En el presente, había encontrado dónde cumplir con los trabajos forzados que le habían asignado. Pero, por desgracia, el centro pertenecía a otra mujer que no se rendía a sus encantos. Podría intentarlo en la siguiente organización sin ánimo de lucro de la lista que le habían dado en el juzgado, pero la negativa de Paula había tocado un punto débil en él. Era un hombre tozudo y la haría cambiar de idea. Además, el objetivo le resultaba mucho más atractivo de lo que había esperado.  Vió la vieja y magullada ranchera azul de Paula pasar delante de The Hitching Post, doblar la esquina y aparcar en el aparcamiento que había detrás de Raíces. Había un frigorífico en la parte trasera del vehículo. Era una buena oportunidad, se dijo.  Sonrió. Era hora de ejercer sus encantos.  Él salió de su apartamento y bajó las escaleras de madera. Salió por la entrada trasera para no atravesar el bar. La hora del almuerzo había pasado y el local estaría bastante vacío, pero era fácil que alguien lo interceptara para conversar. No tenía tiempo para eso. Tenía una misión.  Dió la vuelta al edificio, caminó por Main Street y llegó al estacionamiento que había detrás de Raíces. Paula estaba delante de la puerta, metiendo la llave en la cerradura.

—Hola —saludó él.

Ella se giró de golpe al oír su voz y se llevó la mano al pecho.

—Me has asustado.

—Lo siento —dijo él. Sin duda, Paula debía de tener muchas cosas en la cabeza para no haberlo oído acercarse, pensó.
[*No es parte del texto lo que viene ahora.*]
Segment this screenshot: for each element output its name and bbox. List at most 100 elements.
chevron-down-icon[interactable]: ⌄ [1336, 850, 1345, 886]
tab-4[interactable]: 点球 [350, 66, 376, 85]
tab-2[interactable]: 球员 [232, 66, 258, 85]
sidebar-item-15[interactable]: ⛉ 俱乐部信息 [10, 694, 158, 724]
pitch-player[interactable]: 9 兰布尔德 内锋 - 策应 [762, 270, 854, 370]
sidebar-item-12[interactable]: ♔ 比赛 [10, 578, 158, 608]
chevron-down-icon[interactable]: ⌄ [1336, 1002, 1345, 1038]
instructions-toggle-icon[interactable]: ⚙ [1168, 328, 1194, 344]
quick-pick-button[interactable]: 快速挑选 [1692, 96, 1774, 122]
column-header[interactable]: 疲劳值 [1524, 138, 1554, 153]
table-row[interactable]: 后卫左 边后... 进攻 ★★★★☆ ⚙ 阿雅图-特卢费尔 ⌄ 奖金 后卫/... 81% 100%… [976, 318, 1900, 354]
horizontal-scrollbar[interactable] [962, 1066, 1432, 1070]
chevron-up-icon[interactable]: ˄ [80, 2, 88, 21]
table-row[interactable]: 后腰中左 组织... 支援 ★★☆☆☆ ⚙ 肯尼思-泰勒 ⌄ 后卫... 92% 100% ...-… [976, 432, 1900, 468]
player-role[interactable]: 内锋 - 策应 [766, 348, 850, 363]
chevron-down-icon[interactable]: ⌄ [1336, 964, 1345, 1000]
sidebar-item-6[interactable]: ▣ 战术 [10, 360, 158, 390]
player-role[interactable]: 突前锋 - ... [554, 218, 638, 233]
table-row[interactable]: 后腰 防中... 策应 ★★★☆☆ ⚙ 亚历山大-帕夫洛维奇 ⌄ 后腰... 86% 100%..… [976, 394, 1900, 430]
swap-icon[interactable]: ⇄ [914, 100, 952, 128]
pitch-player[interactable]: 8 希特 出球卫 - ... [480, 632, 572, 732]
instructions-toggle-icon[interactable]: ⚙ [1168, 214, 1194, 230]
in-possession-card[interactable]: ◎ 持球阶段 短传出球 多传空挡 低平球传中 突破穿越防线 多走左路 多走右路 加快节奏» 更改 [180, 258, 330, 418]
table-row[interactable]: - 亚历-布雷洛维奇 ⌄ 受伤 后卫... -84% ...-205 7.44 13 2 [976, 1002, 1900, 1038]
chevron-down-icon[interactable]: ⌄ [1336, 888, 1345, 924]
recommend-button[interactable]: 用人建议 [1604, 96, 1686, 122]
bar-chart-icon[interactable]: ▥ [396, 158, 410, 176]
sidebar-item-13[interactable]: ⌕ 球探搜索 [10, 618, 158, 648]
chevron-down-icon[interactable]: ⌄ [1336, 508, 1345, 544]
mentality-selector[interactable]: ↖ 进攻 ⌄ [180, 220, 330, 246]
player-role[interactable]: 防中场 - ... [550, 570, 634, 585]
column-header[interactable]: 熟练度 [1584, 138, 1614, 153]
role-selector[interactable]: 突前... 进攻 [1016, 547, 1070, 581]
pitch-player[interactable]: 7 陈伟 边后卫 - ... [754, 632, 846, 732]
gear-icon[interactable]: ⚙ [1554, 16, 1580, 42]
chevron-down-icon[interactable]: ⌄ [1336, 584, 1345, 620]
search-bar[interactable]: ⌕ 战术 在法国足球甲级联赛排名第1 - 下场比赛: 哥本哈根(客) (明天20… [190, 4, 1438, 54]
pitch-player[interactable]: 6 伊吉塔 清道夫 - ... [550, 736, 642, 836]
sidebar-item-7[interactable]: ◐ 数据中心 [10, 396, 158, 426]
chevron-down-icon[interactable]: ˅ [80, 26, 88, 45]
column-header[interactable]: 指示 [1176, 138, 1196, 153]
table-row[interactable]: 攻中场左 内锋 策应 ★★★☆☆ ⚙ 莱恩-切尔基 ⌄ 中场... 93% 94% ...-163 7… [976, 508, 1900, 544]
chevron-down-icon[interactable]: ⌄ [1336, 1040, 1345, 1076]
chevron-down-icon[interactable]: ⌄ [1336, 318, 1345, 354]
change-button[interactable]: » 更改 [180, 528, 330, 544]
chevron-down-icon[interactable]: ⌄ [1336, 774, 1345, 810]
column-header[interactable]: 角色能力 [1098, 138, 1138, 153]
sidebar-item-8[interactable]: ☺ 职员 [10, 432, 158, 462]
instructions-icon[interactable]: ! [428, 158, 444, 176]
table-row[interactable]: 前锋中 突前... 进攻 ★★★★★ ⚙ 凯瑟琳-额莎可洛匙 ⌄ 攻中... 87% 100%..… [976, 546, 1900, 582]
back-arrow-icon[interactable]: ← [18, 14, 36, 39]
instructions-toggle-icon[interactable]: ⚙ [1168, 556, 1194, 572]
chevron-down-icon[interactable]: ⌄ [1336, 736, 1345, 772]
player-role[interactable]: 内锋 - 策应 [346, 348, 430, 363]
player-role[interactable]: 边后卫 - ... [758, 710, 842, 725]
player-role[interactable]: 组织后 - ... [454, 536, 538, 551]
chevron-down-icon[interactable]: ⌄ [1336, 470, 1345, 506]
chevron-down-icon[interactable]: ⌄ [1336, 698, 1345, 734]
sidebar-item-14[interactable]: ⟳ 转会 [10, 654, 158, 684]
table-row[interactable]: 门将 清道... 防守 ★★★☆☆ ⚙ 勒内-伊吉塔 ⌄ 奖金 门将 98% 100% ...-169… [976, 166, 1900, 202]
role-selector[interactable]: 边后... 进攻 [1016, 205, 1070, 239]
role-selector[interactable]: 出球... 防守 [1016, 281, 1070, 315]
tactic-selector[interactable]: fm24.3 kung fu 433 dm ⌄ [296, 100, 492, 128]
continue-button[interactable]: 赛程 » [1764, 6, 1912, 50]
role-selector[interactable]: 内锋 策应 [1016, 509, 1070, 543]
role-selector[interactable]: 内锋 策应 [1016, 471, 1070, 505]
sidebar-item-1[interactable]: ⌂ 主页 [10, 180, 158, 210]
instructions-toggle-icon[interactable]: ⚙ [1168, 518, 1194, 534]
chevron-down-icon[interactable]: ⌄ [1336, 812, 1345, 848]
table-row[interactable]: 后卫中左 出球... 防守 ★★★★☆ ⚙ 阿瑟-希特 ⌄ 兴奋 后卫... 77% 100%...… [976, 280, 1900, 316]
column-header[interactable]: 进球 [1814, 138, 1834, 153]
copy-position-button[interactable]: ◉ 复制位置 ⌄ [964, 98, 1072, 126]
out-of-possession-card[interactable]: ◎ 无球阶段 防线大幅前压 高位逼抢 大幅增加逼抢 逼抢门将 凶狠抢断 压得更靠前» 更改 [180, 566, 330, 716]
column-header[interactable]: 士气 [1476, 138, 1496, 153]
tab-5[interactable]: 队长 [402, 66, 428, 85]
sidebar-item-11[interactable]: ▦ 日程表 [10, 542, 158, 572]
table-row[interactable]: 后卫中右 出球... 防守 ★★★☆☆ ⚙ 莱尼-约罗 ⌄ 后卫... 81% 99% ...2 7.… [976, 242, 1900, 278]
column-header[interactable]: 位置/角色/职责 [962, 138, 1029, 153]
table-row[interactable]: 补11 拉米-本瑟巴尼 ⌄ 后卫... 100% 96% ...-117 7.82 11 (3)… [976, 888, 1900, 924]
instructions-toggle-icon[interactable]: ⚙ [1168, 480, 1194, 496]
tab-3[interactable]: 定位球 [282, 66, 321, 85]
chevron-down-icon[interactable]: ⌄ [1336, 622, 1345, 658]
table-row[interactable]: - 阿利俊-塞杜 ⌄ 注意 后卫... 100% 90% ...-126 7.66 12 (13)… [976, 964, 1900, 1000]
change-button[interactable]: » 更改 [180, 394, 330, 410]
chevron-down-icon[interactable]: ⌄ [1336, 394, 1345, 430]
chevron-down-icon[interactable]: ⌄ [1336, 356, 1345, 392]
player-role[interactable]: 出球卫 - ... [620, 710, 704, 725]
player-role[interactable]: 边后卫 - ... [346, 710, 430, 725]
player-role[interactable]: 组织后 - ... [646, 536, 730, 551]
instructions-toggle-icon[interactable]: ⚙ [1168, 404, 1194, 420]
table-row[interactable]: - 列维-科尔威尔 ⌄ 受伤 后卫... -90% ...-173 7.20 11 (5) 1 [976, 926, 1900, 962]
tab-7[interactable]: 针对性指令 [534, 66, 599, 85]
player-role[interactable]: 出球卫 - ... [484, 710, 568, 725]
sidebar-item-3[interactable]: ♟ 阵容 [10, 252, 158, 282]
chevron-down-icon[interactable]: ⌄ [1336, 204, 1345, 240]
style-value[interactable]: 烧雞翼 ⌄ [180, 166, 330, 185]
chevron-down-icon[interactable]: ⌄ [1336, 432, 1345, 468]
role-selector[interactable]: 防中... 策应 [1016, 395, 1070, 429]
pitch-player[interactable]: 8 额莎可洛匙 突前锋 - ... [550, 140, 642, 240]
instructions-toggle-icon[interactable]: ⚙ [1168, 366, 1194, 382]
El sonido de sus botas sobre al estacionamiento habría bastado para despertar a un muerto—. Creí que me habías oído.

Paula negó con la cabeza y se colocó un mechón de pelo que se le había escapado de la coleta. Antes, cuando había estado pintando el mural, había llevado el pelo recogido en una especie de moño. De pronto, él la recordó con el sedoso pelo castaño suelto, cayéndole por encima de los hombros, y sintió deseos de acariciarlo. Se cruzó de brazos para contenerse. Los hombres con una misión no podían permitirse distracciones.  Se había cambiado de ropa. Se había quitado los pantalones viejos y la camiseta demasiado grande y se había puesto una camiseta roja con el logo de The Hitching Post y unos pantalones de punto que se ajustaban a sus caderas y muslos.  Ella lo observó con cautela con sus grandes ojos marrones. A Pedro, su expresión le recordó la de un potencial cliente en una reunión de ventas, preguntándose qué querían que comprara y cuánto iba a costarle.  Por experiencia, él sabía que era mejor no ir al grano directamente. Era mejor hacer que el cliente bajara la guardia.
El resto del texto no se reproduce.